Neither company holds unaccompanied children. Their family detention centers are for mothers and children, who are typically there for short periods.

“CoreCivic has partnered with the federal government to operate detention and residential facilities for more than 30 years, and we stand ready to understand and accommodate their changing needs,” CoreCivic spokesman Steven Owen said in a statement. “To that end, we will review the RFI and assess how best to respond to it.

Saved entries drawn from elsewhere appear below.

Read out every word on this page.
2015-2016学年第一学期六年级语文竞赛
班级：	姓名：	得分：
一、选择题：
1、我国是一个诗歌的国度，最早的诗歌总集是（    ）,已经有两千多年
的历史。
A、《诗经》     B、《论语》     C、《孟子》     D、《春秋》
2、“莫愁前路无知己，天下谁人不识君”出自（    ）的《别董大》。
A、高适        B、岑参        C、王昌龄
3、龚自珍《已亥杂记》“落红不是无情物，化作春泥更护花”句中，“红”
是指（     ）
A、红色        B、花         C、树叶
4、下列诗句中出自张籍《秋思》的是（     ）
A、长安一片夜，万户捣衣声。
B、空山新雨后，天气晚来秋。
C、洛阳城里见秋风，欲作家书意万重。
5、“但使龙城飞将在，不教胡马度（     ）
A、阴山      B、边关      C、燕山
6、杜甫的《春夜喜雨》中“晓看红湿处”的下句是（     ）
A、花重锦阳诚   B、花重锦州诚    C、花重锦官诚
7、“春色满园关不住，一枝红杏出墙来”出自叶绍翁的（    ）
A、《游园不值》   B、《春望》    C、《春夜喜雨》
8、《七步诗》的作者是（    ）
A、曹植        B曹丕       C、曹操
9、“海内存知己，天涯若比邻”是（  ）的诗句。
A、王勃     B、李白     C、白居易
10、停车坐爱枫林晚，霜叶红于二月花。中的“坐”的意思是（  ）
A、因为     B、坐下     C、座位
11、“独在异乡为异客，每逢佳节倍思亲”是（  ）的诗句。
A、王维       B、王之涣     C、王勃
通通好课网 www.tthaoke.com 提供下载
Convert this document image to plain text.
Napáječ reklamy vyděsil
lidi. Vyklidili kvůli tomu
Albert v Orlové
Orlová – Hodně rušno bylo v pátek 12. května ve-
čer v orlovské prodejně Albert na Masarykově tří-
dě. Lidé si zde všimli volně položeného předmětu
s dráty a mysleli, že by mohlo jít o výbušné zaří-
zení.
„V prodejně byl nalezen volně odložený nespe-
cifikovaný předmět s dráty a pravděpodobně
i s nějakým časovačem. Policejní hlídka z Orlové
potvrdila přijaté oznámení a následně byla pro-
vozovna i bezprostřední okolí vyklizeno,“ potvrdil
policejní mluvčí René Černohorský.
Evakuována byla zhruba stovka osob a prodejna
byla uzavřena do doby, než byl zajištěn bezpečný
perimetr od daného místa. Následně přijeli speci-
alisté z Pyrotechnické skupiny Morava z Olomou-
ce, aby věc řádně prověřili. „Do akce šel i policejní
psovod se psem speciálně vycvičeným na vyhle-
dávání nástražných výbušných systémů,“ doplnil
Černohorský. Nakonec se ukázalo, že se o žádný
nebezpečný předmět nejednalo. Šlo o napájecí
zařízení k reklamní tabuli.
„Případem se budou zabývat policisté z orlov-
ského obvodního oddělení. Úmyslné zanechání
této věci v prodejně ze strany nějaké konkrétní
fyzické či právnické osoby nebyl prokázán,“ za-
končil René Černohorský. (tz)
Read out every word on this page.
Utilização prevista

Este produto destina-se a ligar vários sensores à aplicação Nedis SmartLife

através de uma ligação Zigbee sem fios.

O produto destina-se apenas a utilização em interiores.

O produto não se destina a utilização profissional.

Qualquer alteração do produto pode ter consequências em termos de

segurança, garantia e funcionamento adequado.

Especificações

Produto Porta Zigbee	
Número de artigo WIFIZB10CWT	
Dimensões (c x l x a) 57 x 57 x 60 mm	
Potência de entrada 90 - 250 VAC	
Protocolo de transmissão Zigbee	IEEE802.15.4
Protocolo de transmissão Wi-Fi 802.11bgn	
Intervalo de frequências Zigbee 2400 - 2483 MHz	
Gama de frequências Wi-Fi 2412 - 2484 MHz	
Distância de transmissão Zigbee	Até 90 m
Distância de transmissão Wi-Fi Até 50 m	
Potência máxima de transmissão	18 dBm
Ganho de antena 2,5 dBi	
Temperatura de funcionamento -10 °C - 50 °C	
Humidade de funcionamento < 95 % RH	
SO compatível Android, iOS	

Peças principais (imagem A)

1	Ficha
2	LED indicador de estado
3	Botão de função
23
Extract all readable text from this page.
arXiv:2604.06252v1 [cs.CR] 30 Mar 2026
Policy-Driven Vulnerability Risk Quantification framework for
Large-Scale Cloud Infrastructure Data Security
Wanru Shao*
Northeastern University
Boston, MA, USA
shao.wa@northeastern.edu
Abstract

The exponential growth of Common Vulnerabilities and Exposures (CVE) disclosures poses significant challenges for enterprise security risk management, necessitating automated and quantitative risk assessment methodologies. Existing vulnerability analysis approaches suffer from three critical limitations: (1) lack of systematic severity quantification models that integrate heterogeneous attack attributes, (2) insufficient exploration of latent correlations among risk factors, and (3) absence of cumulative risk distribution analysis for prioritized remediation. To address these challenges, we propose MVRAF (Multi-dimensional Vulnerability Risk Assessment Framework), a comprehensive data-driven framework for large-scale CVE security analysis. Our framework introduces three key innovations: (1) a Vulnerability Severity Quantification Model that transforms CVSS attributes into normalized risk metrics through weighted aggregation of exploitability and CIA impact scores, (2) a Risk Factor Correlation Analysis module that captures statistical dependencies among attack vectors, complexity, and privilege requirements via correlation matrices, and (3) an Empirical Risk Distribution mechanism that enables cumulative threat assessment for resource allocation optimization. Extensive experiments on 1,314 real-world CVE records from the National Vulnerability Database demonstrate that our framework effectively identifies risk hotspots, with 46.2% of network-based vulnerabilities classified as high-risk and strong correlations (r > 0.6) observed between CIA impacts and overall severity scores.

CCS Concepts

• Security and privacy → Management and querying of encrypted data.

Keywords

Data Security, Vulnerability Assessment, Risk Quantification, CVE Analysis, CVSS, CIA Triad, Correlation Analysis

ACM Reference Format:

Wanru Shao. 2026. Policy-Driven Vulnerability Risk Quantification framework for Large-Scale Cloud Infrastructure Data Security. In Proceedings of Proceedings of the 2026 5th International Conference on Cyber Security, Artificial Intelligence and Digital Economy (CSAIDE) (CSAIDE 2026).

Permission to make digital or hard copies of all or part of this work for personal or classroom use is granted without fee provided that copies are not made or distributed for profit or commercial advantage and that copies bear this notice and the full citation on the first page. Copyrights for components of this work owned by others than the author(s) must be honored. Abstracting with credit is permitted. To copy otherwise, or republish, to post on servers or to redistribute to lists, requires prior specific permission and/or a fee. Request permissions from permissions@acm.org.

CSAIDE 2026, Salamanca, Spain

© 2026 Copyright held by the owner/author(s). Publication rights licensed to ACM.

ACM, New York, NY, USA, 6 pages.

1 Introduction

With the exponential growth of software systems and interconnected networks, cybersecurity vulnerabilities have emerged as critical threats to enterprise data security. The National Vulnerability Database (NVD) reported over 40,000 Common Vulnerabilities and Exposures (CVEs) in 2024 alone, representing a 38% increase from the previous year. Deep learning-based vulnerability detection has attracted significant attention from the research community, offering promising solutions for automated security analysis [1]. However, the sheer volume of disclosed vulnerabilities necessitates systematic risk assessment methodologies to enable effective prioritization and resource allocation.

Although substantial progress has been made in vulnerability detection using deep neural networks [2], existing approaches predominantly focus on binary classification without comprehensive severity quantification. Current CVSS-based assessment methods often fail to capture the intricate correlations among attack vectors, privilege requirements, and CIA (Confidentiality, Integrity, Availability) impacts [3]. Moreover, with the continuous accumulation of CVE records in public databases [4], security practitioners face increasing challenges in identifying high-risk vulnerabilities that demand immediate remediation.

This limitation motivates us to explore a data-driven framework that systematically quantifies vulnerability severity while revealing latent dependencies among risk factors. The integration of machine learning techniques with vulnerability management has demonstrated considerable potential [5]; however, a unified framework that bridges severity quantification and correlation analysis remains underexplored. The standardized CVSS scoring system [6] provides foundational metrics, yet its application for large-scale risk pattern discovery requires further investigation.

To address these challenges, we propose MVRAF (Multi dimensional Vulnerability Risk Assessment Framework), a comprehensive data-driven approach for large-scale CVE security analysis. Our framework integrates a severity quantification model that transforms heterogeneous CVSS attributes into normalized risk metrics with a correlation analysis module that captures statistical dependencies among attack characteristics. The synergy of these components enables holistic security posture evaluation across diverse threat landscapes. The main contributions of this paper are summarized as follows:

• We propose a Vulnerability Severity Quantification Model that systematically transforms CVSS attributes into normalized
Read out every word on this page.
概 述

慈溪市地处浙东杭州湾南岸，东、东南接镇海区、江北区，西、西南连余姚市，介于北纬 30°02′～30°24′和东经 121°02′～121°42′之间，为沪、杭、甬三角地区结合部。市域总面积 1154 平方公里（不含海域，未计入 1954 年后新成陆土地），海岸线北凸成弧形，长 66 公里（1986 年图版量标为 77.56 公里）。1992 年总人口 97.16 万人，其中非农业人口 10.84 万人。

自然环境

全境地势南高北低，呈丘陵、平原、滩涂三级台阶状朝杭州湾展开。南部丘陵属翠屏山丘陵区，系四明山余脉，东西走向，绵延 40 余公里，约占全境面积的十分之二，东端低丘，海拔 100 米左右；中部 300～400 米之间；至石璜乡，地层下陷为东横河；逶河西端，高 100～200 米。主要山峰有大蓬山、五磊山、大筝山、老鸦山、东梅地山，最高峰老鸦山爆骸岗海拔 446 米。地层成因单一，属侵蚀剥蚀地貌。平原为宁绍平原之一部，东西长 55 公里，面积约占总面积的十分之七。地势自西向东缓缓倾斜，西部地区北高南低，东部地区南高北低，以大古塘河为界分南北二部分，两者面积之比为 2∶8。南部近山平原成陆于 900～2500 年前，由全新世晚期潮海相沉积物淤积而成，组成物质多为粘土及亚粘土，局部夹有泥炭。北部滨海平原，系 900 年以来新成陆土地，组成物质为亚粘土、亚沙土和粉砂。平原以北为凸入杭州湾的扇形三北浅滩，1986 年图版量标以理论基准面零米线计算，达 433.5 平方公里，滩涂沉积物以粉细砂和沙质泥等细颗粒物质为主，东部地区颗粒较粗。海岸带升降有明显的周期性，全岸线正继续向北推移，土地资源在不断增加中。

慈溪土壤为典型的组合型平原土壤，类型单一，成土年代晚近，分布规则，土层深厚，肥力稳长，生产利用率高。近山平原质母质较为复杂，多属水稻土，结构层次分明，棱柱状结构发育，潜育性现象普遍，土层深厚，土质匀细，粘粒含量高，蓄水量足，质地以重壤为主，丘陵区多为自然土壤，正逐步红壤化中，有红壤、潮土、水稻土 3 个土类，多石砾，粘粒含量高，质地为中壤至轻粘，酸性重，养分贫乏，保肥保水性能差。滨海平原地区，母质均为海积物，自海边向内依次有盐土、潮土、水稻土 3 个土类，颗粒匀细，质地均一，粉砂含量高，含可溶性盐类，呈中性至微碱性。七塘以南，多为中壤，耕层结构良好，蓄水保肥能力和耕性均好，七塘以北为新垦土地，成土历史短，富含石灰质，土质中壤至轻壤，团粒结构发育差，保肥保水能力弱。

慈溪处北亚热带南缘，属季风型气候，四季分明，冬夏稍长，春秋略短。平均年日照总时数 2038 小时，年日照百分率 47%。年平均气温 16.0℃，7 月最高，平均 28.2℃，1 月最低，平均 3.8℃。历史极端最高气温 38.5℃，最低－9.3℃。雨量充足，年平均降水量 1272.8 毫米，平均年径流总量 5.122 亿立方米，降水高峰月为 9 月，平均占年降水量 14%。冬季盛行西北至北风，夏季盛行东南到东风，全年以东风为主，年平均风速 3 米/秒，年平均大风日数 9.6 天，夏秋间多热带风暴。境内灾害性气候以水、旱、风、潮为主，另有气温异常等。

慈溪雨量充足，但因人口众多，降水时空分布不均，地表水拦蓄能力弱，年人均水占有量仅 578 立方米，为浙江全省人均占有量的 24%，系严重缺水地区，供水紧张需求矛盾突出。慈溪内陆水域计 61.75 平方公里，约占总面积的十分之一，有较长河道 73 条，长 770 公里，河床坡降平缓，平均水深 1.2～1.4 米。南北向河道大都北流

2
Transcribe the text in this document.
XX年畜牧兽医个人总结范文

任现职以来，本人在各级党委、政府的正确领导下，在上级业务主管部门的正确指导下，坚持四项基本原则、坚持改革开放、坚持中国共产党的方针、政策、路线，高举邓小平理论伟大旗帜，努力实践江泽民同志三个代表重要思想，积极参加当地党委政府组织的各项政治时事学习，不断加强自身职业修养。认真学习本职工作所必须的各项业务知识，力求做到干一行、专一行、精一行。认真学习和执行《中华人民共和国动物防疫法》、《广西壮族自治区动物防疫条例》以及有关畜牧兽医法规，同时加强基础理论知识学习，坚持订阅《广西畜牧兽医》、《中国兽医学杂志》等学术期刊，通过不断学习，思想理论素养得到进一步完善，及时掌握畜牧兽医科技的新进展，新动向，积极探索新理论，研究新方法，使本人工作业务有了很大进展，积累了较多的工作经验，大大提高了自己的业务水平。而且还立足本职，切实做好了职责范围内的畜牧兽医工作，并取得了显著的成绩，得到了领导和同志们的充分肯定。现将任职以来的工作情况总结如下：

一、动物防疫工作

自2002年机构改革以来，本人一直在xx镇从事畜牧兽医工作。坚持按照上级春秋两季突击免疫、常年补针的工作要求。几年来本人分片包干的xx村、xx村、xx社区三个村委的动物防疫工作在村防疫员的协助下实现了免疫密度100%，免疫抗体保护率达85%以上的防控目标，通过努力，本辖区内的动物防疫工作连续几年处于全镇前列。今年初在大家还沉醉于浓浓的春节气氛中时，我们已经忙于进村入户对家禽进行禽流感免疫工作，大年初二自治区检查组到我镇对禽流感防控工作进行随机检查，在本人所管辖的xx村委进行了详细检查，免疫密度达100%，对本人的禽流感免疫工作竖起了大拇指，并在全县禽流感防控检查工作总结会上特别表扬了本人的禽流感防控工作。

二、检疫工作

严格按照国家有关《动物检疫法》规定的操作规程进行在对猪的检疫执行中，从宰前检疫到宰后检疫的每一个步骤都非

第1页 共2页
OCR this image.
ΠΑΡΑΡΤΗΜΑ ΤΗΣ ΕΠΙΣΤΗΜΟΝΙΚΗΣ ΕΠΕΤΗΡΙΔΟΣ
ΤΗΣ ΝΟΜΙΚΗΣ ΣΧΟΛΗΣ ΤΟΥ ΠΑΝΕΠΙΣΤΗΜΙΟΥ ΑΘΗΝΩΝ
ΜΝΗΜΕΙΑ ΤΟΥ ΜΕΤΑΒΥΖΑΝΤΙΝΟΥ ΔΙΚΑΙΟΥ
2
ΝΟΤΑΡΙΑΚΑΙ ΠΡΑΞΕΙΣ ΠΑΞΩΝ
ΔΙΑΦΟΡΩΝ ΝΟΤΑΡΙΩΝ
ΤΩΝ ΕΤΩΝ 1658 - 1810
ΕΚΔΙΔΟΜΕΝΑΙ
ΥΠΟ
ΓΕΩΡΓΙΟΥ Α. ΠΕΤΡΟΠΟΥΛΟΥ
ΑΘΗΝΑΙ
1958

For obvious competitive reasons, we cannot elaborate beyond that.”

GEO spokesman Pablo Paez said the company wouldn’t comment on procurement.

In fiscal 2017, the Border Patrol apprehended about 350,000 people, down about 24 percent from the previous year, the Department of Homeland Security said. About 70 percent of immigrant detainees are held in facilities owned by private companies, according to the National Immigrant Justice Center.

“If we have moral panic around certain issues, like drugs, or immigration, then we have more people getting locked up,” said Bob Libal, Grassroots executive director. “Apprehensions at the southern border are at 15-year lows, but the number of people being criminally prosecuted has spiked dramatically.”

The administration has argued it was forced to separate children from their parents in part because of a legal case from the Clinton administration era known as the Flores settlement, which prohibits immigrant children being held for more than 20 days, even with their parents.

Last week, the Justice Department filed a motion to allow children to be kept in detention with their families for more than 20 days.

CoreCivic gets more than 80 percent of its earnings from owning and operating prisons, jails and detention centers, Hininger said at the conference.